It was bound to come. A tough year. When a farmer gets several good years in a row, there's a nagging thought in the back of his mind that there's a tough year coming up. That tough year just may be this year.
It's been dry this year in Upstate New York. We had very little snow during the winter - a fact that made many residents happy, but we knew it would potentially wreak havoc on this year's crops. After a winter of little snow, we have had a spring and summer with even less rain. While our lima beans were floating away last year, this year's peas were drying up a week before scheduled harvest.
My husband is usually pretty happy and cheerful. He rarely worries. Last week, he worried. He asked our pastors if they knew of any work available because if it didn't rain soon, he'd have to get another job. This remark resulted in a church-wide e-mail from our caring pastors requesting people pray for rain.
At the opening of our Wednesday evening church service, our pastor, knowing the power of the faith of a child, asked if a young one would volunteer to pray, specifically for rain for Mr. McC's farm. In the center section towards the back, a hand went up - so small that a man sitting nearby had to call the Pastor's attention to it. Pastor called the little boy up to the platform and asked the child if he knew who Mr. McC was. He did. He knew he was a farmer. He knew he needed rain. Would he pray? He would. Pastor and little boy both kneeled down and we all heard the voice filled with innocence and faith pray for rain.
(Incidentally, this little boy's grandfather, a man he never met due to his grandfather's early death, was a good friend of my husband's. Any time this man needed prayer for something, he would ask our children to pray. Oh, Eric and I could pray if we wanted, he said, but he wanted the powerful prayers of the faith-filled hearts of children. Last Wednesday night, his grandson was the one praying for us.)

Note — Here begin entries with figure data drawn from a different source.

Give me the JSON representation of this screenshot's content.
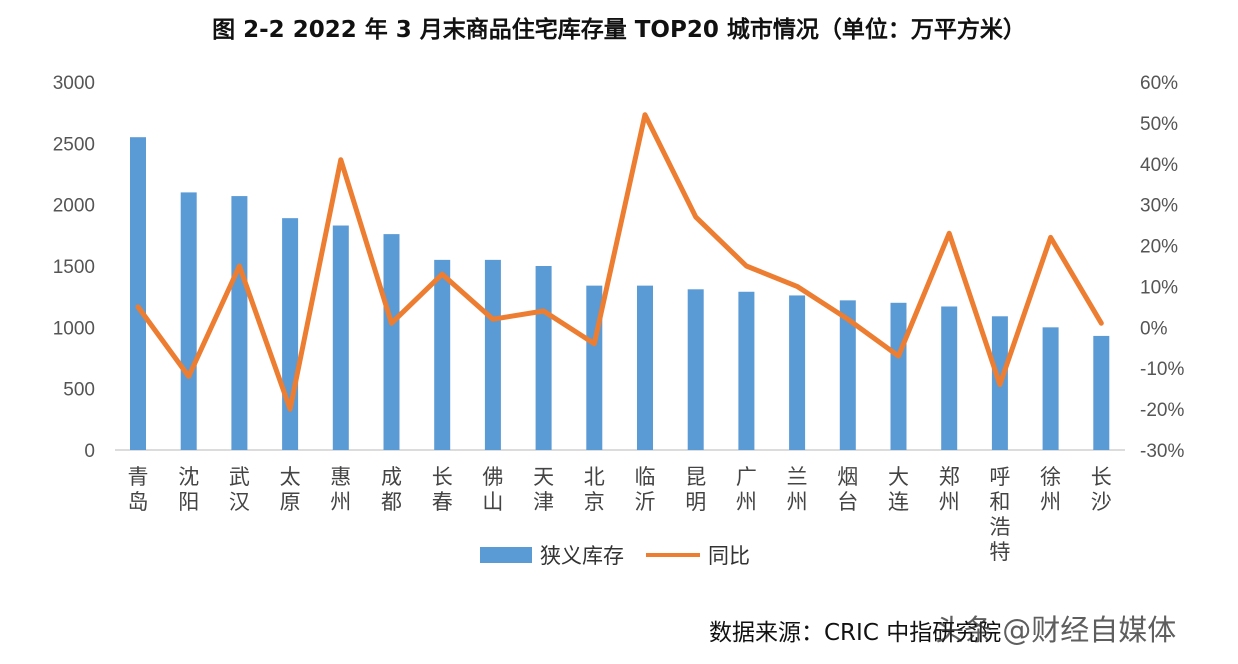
{
  "chart_data": {
    "type": "bar",
    "title": "图 2-2  2022 年 3 月末商品住宅库存量 TOP20 城市情况（单位：万平方米）",
    "categories": [
      "青岛",
      "沈阳",
      "武汉",
      "太原",
      "惠州",
      "成都",
      "长春",
      "佛山",
      "天津",
      "北京",
      "临沂",
      "昆明",
      "广州",
      "兰州",
      "烟台",
      "大连",
      "郑州",
      "呼和浩特",
      "徐州",
      "长沙"
    ],
    "series": [
      {
        "name": "狭义库存",
        "type": "bar",
        "axis": "left",
        "color": "#5B9BD5",
        "values": [
          2550,
          2100,
          2070,
          1890,
          1830,
          1760,
          1550,
          1550,
          1500,
          1340,
          1340,
          1310,
          1290,
          1260,
          1220,
          1200,
          1170,
          1090,
          1000,
          930
        ]
      },
      {
        "name": "同比",
        "type": "line",
        "axis": "right",
        "color": "#ED7D31",
        "values": [
          5,
          -12,
          15,
          -20,
          41,
          1,
          13,
          2,
          4,
          -4,
          52,
          27,
          15,
          10,
          2,
          -7,
          23,
          -14,
          22,
          1
        ]
      }
    ],
    "y_left": {
      "min": 0,
      "max": 3000,
      "ticks": [
        "0",
        "500",
        "1000",
        "1500",
        "2000",
        "2500",
        "3000"
      ]
    },
    "y_right": {
      "min": -30,
      "max": 60,
      "unit": "%",
      "ticks": [
        "-30%",
        "-20%",
        "-10%",
        "0%",
        "10%",
        "20%",
        "30%",
        "40%",
        "50%",
        "60%"
      ]
    },
    "grid": false,
    "legend_position": "bottom"
  },
  "source_text": "数据来源：CRIC 中指研究院",
  "watermark_text": "头条 @财经自媒体"
}
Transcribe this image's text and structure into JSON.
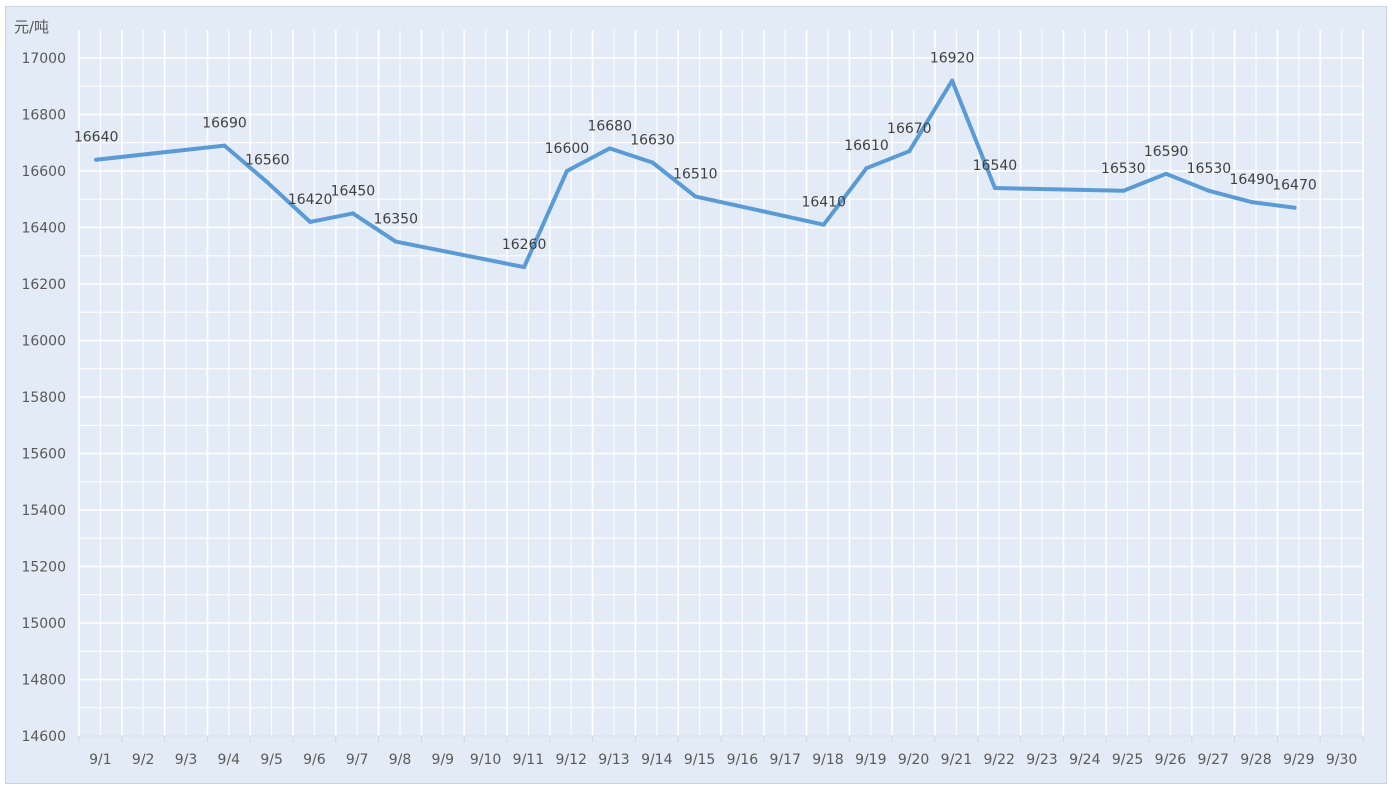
{
  "chart_data": {
    "type": "line",
    "ylabel": "元/吨",
    "categories": [
      "9/1",
      "9/2",
      "9/3",
      "9/4",
      "9/5",
      "9/6",
      "9/7",
      "9/8",
      "9/9",
      "9/10",
      "9/11",
      "9/12",
      "9/13",
      "9/14",
      "9/15",
      "9/16",
      "9/17",
      "9/18",
      "9/19",
      "9/20",
      "9/21",
      "9/22",
      "9/23",
      "9/24",
      "9/25",
      "9/26",
      "9/27",
      "9/28",
      "9/29",
      "9/30"
    ],
    "points": [
      {
        "x": "9/1",
        "offset": 0.4,
        "value": 16640
      },
      {
        "x": "9/4",
        "offset": 0.4,
        "value": 16690
      },
      {
        "x": "9/5",
        "offset": 0.4,
        "value": 16560
      },
      {
        "x": "9/6",
        "offset": 0.4,
        "value": 16420
      },
      {
        "x": "9/7",
        "offset": 0.4,
        "value": 16450
      },
      {
        "x": "9/8",
        "offset": 0.4,
        "value": 16350
      },
      {
        "x": "9/11",
        "offset": 0.4,
        "value": 16260
      },
      {
        "x": "9/12",
        "offset": 0.4,
        "value": 16600
      },
      {
        "x": "9/13",
        "offset": 0.4,
        "value": 16680
      },
      {
        "x": "9/14",
        "offset": 0.4,
        "value": 16630
      },
      {
        "x": "9/15",
        "offset": 0.4,
        "value": 16510
      },
      {
        "x": "9/18",
        "offset": 0.4,
        "value": 16410
      },
      {
        "x": "9/19",
        "offset": 0.4,
        "value": 16610
      },
      {
        "x": "9/20",
        "offset": 0.4,
        "value": 16670
      },
      {
        "x": "9/21",
        "offset": 0.4,
        "value": 16920
      },
      {
        "x": "9/22",
        "offset": 0.4,
        "value": 16540
      },
      {
        "x": "9/25",
        "offset": 0.4,
        "value": 16530
      },
      {
        "x": "9/26",
        "offset": 0.4,
        "value": 16590
      },
      {
        "x": "9/27",
        "offset": 0.4,
        "value": 16530
      },
      {
        "x": "9/28",
        "offset": 0.4,
        "value": 16490
      },
      {
        "x": "9/29",
        "offset": 0.4,
        "value": 16470
      }
    ],
    "ylim": [
      14600,
      17000
    ],
    "yticks": [
      14600,
      14800,
      15000,
      15200,
      15400,
      15600,
      15800,
      16000,
      16200,
      16400,
      16600,
      16800,
      17000
    ],
    "grid": true,
    "legend": "none",
    "colors": {
      "line": "#5b9bd5",
      "plot_background": "#e3ecf6",
      "grid": "#ffffff",
      "text": "#595959"
    }
  }
}
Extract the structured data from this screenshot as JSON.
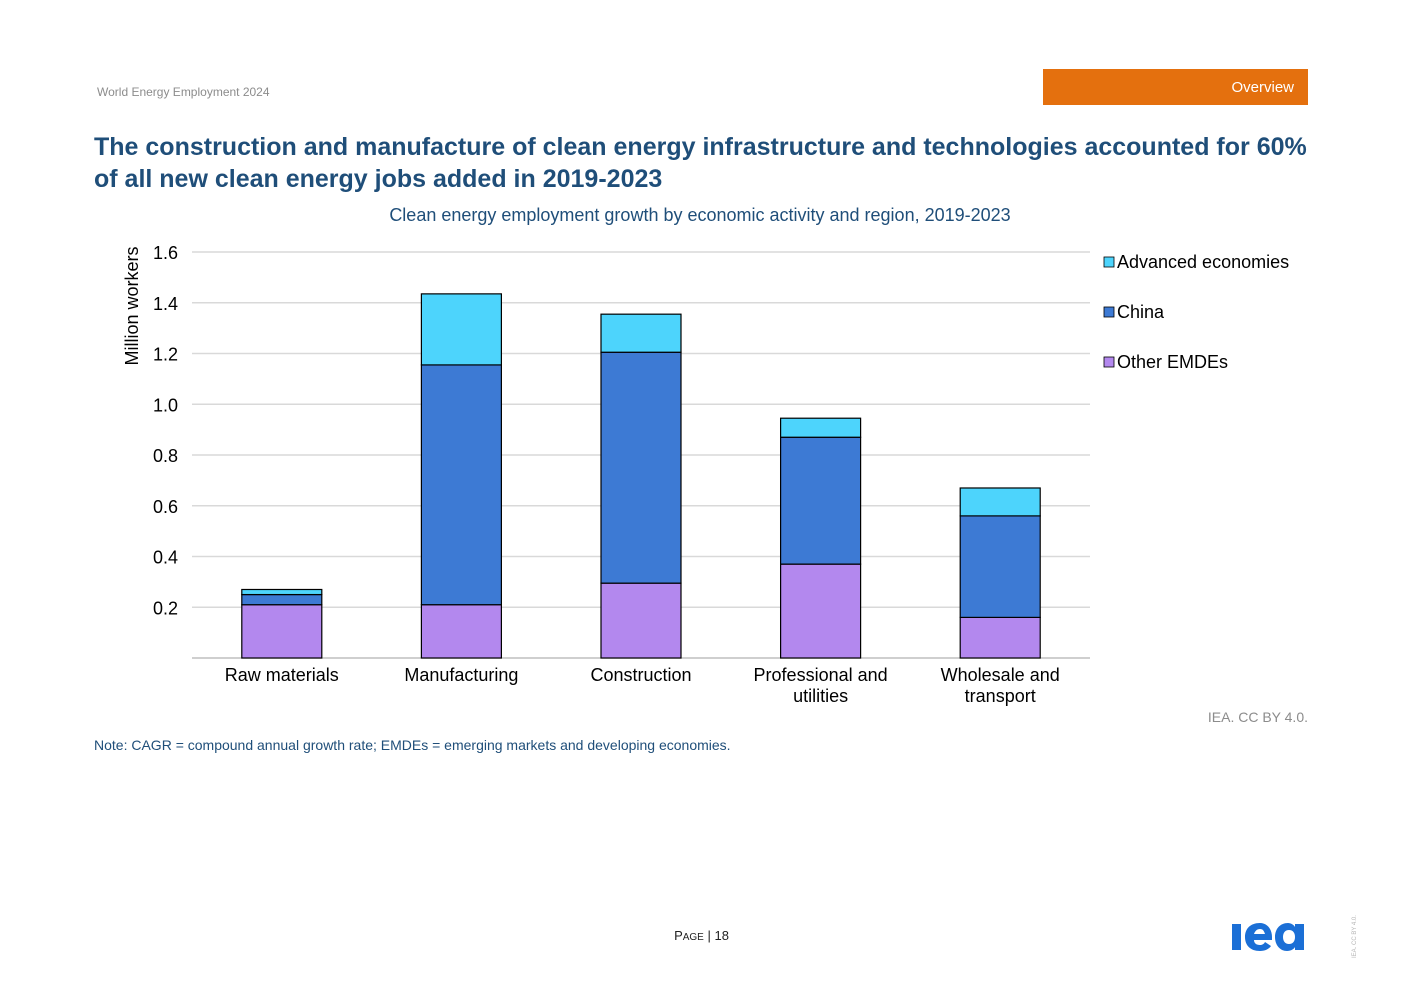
{
  "header": {
    "report_title": "World Energy Employment 2024",
    "section_tab": "Overview"
  },
  "headline": "The construction and manufacture of clean energy infrastructure and technologies accounted for 60% of all new clean energy jobs added in 2019-2023",
  "chart_data": {
    "type": "bar",
    "stacked": true,
    "title": "Clean energy employment growth by economic activity and region, 2019-2023",
    "xlabel": "",
    "ylabel": "Million workers",
    "ylim": [
      0,
      1.6
    ],
    "yticks": [
      "0.2",
      "0.4",
      "0.6",
      "0.8",
      "1.0",
      "1.2",
      "1.4",
      "1.6"
    ],
    "ytick_values": [
      0.2,
      0.4,
      0.6,
      0.8,
      1.0,
      1.2,
      1.4,
      1.6
    ],
    "grid": true,
    "legend_position": "right",
    "categories": [
      [
        "Raw materials"
      ],
      [
        "Manufacturing"
      ],
      [
        "Construction"
      ],
      [
        "Professional and",
        "utilities"
      ],
      [
        "Wholesale and",
        "transport"
      ]
    ],
    "series": [
      {
        "name": "Other EMDEs",
        "color": "#b388ee",
        "values": [
          0.21,
          0.21,
          0.295,
          0.37,
          0.16
        ]
      },
      {
        "name": "China",
        "color": "#3d7ad4",
        "values": [
          0.04,
          0.945,
          0.91,
          0.5,
          0.4
        ]
      },
      {
        "name": "Advanced economies",
        "color": "#4dd4fc",
        "values": [
          0.02,
          0.28,
          0.15,
          0.075,
          0.11
        ]
      }
    ],
    "legend_order": [
      "Advanced economies",
      "China",
      "Other EMDEs"
    ]
  },
  "note": "Note: CAGR = compound annual growth rate; EMDEs = emerging markets and developing economies.",
  "credit": "IEA. CC BY 4.0.",
  "footer": {
    "page_label_first": "P",
    "page_label_rest": "AGE",
    "page_number": "| 18",
    "logo_text": "iea",
    "side_credit": "IEA. CC BY 4.0."
  },
  "colors": {
    "brand_blue": "#1f4e79",
    "tab_orange": "#e4700e",
    "logo_blue": "#1b6fd6"
  }
}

Fast-forward to Friday evening around 6:00 pm. The skies had been darkening for some time.
Then, the rain began to pour down. I saw my husband and daughter standing in the barn just looking out at the torrential downpour. After a couple of minutes, they began to walk to the house. Eric detoured to check the rain gauge and then continued walking toward the rest of us who were standing on the porch.
On Sunday, my farmer-husband bent his 6'3" frame down to speak to the little prayer warrior who knelt on the stage Wednesday night to simply ask God for rain. Eric showed him the two pictures you see above.
"When you get older and begin to doubt God, you remember these pictures."
It hasn't rained since and our corn is beginning to shrivel again. Yet, we do not despair. The peas that were so dry, the ones that were harvested before the rains came, yielded just as good as they have in years past. In fact, our peas - the ones that were prayed for - yielded better than the farmers' peas crops surrounding us. So, God can work miracles on our corn, too.
But, if He chooses not to, we saw Him work, and a little boy saw Him answer his prayer. That is the miracle most precious. No matter what, He is good....all the time.